ただ、実際はすごく迷っていて、延期になってから1ヶ月ほどお休みをいただいき考えていました」

コロナ禍に入った当時の悩みを明かした

選手生命は短く限りのあるアスリートにとって1年という期間は競技人生を左右する。心の底では引退の方に気持ちが動きつつあった。

「もう辞めようと思っていたら、担当の平井伯昌先生が『プールに行って来い』と。『まだ泳ぐかどうかも決めてないので行かないです』と言ったら、『いやプール行って来い』と無理矢理(笑)。

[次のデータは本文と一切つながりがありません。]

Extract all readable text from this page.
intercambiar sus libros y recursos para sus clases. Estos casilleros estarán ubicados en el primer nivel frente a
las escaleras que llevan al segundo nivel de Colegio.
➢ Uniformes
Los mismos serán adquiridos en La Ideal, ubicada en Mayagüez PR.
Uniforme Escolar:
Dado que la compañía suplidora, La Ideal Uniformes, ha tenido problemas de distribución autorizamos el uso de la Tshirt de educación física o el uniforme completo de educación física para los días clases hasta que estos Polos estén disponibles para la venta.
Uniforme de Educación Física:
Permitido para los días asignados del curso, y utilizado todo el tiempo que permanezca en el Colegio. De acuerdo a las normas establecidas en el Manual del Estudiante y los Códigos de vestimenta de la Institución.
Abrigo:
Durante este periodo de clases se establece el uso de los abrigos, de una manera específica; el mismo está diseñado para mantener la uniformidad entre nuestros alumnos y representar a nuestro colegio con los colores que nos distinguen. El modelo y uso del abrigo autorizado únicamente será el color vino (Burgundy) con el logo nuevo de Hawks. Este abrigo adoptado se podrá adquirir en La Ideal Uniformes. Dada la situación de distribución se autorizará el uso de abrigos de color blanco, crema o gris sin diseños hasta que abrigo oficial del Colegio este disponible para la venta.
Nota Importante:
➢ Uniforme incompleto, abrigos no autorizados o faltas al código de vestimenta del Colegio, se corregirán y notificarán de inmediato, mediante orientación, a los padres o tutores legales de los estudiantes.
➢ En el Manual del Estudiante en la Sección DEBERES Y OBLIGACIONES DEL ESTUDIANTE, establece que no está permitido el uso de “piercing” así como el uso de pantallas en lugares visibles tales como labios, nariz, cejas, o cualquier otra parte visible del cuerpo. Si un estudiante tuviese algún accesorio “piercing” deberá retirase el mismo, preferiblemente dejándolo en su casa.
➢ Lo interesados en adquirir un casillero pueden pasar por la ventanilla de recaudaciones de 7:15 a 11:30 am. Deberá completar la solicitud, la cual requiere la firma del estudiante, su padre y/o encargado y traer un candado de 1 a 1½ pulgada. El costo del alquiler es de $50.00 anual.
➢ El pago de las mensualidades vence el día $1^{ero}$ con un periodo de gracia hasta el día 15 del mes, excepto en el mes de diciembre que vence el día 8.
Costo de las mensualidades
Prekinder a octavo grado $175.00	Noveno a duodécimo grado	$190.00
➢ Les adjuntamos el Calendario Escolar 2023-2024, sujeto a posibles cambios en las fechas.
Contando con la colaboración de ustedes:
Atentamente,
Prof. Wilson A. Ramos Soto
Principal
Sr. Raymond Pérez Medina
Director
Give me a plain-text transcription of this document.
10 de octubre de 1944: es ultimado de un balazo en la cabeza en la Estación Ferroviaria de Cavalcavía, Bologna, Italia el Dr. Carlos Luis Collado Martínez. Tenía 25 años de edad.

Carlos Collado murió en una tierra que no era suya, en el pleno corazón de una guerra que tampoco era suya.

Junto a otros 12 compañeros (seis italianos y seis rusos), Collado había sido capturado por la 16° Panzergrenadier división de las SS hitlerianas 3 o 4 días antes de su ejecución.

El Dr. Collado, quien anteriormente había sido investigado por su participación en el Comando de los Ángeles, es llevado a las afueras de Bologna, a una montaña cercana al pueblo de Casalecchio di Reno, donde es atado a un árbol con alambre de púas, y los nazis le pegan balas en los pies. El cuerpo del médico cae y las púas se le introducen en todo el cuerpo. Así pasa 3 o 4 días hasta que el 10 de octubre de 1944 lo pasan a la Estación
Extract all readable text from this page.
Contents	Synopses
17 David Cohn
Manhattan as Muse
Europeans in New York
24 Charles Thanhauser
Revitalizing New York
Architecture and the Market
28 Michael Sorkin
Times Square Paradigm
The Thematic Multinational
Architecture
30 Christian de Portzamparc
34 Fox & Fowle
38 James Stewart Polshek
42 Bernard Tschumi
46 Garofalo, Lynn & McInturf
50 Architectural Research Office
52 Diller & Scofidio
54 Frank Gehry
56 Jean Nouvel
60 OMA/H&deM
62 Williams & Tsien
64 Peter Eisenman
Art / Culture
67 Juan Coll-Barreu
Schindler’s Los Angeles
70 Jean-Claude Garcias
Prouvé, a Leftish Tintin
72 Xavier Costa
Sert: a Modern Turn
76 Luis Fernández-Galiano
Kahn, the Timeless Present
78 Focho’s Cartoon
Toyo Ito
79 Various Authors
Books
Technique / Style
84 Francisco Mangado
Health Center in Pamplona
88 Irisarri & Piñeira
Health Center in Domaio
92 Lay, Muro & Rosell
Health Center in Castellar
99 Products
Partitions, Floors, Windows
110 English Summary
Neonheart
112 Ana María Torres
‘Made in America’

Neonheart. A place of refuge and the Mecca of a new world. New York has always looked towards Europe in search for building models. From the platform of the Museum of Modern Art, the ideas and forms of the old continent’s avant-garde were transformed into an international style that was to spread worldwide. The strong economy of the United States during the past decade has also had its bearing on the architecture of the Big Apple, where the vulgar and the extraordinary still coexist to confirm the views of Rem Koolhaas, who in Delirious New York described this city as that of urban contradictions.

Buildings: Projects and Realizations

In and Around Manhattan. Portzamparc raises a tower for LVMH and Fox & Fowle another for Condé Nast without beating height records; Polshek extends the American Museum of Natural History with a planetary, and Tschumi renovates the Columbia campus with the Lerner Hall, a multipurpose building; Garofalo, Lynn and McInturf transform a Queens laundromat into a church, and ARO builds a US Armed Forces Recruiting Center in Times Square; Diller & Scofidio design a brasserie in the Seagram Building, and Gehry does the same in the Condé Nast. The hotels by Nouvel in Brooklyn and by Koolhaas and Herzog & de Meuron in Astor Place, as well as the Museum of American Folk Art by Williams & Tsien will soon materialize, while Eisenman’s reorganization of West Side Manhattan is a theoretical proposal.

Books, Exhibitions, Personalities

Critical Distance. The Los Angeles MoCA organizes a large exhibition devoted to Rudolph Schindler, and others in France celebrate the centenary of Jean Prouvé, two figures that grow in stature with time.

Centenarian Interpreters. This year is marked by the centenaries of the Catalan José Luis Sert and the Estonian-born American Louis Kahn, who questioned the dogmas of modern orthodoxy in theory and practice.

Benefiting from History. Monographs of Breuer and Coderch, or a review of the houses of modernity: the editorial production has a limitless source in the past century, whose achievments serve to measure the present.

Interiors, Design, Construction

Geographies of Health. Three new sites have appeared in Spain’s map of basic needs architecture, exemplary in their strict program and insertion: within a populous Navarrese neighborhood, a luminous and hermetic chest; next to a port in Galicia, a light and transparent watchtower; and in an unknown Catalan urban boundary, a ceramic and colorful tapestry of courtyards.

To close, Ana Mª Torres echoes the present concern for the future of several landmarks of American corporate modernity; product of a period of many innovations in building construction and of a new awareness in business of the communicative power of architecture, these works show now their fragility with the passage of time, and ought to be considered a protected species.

自粛期間中だったので内緒で僕をプールで泳がせてくれたんです。泳いだら『やっぱり泳ぎたいな』と自然に思えたんです。泳いでみたらその迷いが吹っ切れました」

迷いがなくなった小堀さんはトレーニングを再開。施設は閉鎖していたため、大学からエアロバイクを自宅に運んで漕いだり、床にマットを敷いて筋力トレーニングを行うなど、限られた中でできることをこなしていった。

しかし、1年の期間というのは小堀さんの歯車を狂わせ、そして元に戻ることはなかった。最終選考会で結果を残せず落選となってしまった。

「最終選考会で結果が出なくて1ヵ月ぐらい引きずっていました。ただ、シンプルに競泳というスポーツは速く泳げる選手が代表になれるので、この時に速い選手・強い選手が日本代表として出場する。